Al-Arab News Channel
- Country: Saudi Arabia
- Broadcast area: International
- Headquarters: Manama, Bahrain

Programming
- Language: Arabic

Ownership
- Owner: Al Waleed bin Talal Al Saud

History
- Launched: 1 February 2015; 11 years ago
- Closed: 2 February 2015; 11 years ago

= Al-Arab News Channel =

Short-lived Arabic-language television news channel

Al-Arab (العرب) was a short-lived Arabic-language news channel which vowed to practice objective journalism. It was launched on 1 February 2015 and was almost immediately shut down. The channel was owned by Saudi prince and entrepreneur Al Waleed bin Talal, and was based in Manama, Bahrain.

==History==
In July 2010, Prince Al-Waleed, owner of a stake in News Corporation, planned to collaborate with News Corp to launch a 24-hour Arabic-language news channel. After a year of deliberation, Al-Waleed announced on 13 September 2011 the launch of Alarab as a personal private venture. He said the channel's editorial stance would be "inspired by the recent political events that have transformed the region, with particular attention to be paid to freedom of speech." The channel was supposedly entirely privately funded, with Al-Waleed insisting that it would not receive instructions from the Saudi government. At the time of the launch, no mention was made of News Corp's involvement.

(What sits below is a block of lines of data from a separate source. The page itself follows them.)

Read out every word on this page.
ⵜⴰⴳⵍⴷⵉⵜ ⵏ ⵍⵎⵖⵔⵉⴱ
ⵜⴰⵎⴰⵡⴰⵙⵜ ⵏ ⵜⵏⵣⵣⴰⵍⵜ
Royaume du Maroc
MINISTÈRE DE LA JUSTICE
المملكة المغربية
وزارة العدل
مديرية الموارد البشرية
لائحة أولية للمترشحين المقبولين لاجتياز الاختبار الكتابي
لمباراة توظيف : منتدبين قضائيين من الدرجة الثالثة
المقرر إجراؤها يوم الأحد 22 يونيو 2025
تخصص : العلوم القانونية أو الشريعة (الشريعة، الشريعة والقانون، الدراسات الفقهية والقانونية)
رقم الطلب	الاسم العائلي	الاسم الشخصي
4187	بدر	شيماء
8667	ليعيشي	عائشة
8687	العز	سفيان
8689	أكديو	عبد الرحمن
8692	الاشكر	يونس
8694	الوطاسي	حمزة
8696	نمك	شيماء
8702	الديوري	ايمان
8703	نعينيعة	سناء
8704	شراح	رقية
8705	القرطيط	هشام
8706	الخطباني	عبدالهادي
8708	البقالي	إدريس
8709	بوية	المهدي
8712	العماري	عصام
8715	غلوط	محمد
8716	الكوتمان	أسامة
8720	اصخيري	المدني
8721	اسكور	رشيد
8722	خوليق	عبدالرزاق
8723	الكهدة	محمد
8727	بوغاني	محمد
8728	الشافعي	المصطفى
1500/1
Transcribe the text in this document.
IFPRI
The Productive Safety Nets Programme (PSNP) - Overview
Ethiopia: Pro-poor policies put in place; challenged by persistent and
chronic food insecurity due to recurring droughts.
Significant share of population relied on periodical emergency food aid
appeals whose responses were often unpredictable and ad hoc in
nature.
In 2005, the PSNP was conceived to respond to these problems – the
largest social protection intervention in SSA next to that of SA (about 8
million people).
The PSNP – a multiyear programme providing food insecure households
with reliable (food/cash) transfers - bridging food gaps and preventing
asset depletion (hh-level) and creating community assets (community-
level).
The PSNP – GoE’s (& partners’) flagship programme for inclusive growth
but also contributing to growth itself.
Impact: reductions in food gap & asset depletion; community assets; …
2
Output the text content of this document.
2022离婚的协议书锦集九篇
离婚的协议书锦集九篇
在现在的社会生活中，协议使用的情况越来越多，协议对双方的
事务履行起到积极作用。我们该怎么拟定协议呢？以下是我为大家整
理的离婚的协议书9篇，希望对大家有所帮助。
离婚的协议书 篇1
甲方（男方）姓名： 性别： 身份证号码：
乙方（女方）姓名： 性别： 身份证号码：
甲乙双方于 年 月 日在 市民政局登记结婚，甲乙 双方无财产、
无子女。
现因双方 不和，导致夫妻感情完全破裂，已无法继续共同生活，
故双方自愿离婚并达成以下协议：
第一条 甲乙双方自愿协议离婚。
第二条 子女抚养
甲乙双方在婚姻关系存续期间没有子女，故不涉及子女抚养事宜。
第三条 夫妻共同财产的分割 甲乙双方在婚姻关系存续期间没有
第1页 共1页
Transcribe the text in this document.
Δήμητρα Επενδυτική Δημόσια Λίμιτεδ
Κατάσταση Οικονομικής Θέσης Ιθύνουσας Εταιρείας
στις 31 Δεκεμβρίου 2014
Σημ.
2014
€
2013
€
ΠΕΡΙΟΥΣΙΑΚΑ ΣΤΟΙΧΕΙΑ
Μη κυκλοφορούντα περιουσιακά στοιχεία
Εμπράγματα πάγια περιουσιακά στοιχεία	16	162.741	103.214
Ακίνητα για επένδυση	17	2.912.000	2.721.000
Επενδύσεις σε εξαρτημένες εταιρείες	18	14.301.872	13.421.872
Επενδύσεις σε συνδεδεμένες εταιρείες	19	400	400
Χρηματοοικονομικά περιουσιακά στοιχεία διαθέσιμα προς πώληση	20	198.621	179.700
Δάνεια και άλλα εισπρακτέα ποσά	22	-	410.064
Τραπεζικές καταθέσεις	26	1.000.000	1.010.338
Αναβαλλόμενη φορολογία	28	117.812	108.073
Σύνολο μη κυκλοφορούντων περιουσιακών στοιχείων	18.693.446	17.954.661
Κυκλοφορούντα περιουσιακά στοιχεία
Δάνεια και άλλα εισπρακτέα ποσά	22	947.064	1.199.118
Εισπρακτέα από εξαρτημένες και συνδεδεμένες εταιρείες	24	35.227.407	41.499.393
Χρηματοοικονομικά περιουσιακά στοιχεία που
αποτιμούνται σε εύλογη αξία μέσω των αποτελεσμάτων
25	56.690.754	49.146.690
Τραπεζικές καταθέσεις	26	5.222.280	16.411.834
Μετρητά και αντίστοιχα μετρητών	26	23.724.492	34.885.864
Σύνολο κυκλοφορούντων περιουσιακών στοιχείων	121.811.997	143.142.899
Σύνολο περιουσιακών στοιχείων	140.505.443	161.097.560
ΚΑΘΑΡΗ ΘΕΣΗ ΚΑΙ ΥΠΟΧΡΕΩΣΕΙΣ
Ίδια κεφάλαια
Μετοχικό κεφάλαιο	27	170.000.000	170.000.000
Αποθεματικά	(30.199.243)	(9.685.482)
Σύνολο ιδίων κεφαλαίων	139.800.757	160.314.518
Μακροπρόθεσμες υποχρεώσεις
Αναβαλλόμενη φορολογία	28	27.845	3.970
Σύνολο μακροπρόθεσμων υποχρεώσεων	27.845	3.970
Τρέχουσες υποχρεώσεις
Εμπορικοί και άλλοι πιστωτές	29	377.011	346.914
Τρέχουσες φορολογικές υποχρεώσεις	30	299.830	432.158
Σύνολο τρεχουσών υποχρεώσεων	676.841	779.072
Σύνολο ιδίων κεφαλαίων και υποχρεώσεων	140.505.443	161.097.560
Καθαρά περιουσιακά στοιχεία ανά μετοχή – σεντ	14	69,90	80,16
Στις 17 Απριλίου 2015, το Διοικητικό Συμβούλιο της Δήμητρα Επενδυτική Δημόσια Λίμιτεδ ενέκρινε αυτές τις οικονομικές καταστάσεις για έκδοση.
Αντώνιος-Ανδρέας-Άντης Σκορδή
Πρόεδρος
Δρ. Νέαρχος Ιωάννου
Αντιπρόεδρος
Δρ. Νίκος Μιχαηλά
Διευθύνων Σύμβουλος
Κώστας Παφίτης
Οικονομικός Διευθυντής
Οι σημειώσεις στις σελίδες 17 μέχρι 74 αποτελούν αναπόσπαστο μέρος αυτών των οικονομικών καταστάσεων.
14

In December 2011, Manama, the capital city of Bahrain, was chosen as the network's headquarters. Doha, Dubai, Abu Dhabi and Beirut were also among the cities considered to host the network. Prince Al-Waleed retained close ties with the Bahraini royal family while his Kingdom Holding Company maintained a presence in the country through indirect investments in the banking sector.

Al-Arab's regional competitors were Qatari-owned Al Jazeera and Saudi-government-owned Al Arabiya, along with BSkyB's Sky News Arabia. In a January 2012 interview, Al-Waleed described Al Jazeera as the "masses channel" while implying that Al Arabiya is the "government channel" among the two main news channels in the Middle East. He stated his goal for Al-Arab to be "a more pragmatic and logical channel that really takes the centre's point of view".

Al-Arab was launched on 1 February 2015. Its first day of programming included an interview with Bahraini Shi'a politician and former member of the Council of Representatives, Khalil al-Marzooq, who discussed the cancelling of 72 Bahrainis' citizenship. The Information Affairs Authority suspended broadcasting in the early hours of the following day. Al-Arab stated that the suspension was for "technical and administrative reasons", while the newspaper Akhbar al-Khaleej attributed the suspension to al-Arab "not adhering to the norms prevalent in Gulf countries". On 9 February, the Information Affairs Authority justified its closure of the channel by arguing that Al-Arab had not "received the necessary permits" and did not "take account of efforts aimed at stemming the tide of extremism and terrorism". The shutdown was attributed to the presence of media censorship in Bahrain.

==Ownership and management==
Al-Arab was privately owned by Prince Al-Waleed bin Talal, independent from Kingdom Holding Company and Rotana Group, two corporations controlled by the prince. It was headquartered in Manama's Media City complex. The channel was based outside Saudi Arabia as the country did not allow independent news channels to operate within its borders.

The channel's director was Jamal Khashoggi, former editor of Al Watan, a newspaper in Saudi Arabia. Khashoggi was removed as editor in 2010 after Al Watan published an article criticizing Salafism, the fundamentalist Islamic movement that is Saudi Arabia's official state religion.

The channel partnered with US financial news channel Bloomberg Television, which would have provided five hours of daily programming, including financial bulletins, analysis, reports on regional business leaders, and global financial news. The partnership would have brought al-Arab into direct competition with Arabic-language financial news channel CNBC Arabia.